In the end, the script called for the athletic committee of the Board of Visitors to weigh the merits of the university’s first on-campus stadium and recommend against it. Then, it called for the recommendation to be presented to the university president who accepted and supported it while delivering a speech on academic priorities.

It all felt a little too pat.

Half A Loaf

It was the worst-kept secret on the U of M campus that the administration was lobbying the board of visitors to oppose the stadium proposal, and in the end, the athletic committee of the Board of Visitors unsurprisingly reflected the position of the university administration.

In its final recommendation, the blue-ribbon board of school supporters tried to give all sides half a loaf: Yes, we would love to have an on-campus stadium, but no, not now. In other words, it was a craftily written “no way no how” position.

Unfortunately, we think the feasibility study laid out a practical way to build a stadium, but from the beginning, it appeared that there was nothing that could be done to get administration officials on board with the project.

Holding Pattern

According to athletic director R. C. Johnson, “rather than just say no, there was a feeling of ‘Let’s just wait for a while and see how things go’ and then move forward from now.”

It’s the sort of political statement that belies a simple fact of life. If the university gets into a holding pattern, city government will refurbish the Liberty Bowl and the pressure on U of M to support that facility will keep the U of M there for decades.

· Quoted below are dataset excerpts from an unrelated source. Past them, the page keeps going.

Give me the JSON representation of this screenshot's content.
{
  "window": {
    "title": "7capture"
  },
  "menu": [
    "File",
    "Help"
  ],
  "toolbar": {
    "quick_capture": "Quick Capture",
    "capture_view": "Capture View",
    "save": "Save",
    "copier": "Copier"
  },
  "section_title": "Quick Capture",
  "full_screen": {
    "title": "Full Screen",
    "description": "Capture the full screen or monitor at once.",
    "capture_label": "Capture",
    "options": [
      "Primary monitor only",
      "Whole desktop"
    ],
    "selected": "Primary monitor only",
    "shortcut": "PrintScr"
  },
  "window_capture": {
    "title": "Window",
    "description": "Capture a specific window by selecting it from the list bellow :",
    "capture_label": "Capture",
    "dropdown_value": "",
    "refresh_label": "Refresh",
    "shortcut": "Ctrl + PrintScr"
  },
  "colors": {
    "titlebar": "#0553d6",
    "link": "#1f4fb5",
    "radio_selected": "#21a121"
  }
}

It’s a familiar position for our university, because for decades, it has set aside its own institutional needs in order to support local governments’ investments in arenas and stadia. By the way, the university has no more obligation to build a stadium that meets city government’s needs than local government had when it added 3,000 more seats in The Pyramid than the U of M wanted or needed.

Extra Effort

Meanwhile, President Shirley Raines said that unmet construction needs for academic buildings should be the university’s priority. We can’t imagine that there’s anybody that would disagree with that, but funds for a stadium and funds for academic buildings come from different sources.

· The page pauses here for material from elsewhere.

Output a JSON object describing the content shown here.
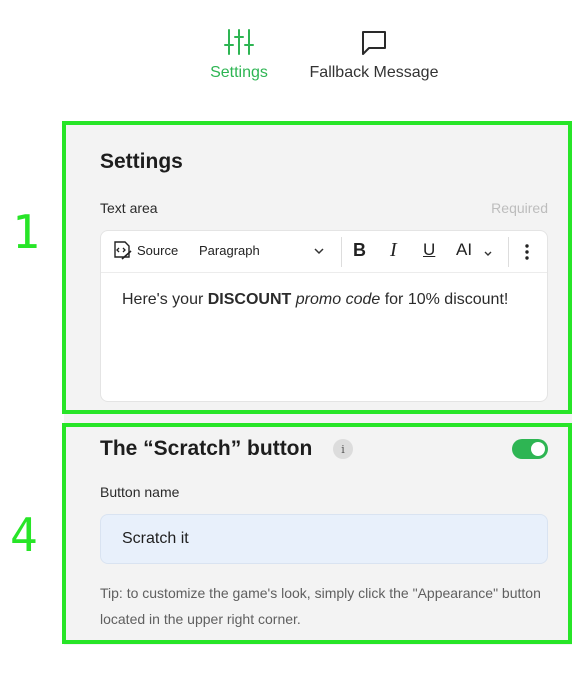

Rather than simply throw up questions about the feasibility of the sponsorship amounts and the feasibility report assumptions, it seems worth the extra effort to really find out if there is the potential to put together a financing plan and potential commitments needed to build a stadium.

On balance, it’s hard to argue with on-campus stadium booster Harold Byrd that this is a golden opportunity that may not come again soon. It really doesn’t seem like a waste of time to see if he and other stadium advocates can put the money together.

More Than Victories

We admit that on some of our most pragmatic days, we are drawn to the idea that our university should simply get out of the football business. Our version of successful seasons are built on victories over no-name teams and comes with inconsequential bowl appearances.

That said, it doesn’t take much to see the benefits in other universities from on-campus stadia. That’s why it’s about more than victories on the field, but also about increased vibrancy for our urban university campus and building bonds with fans by bringing them to the university.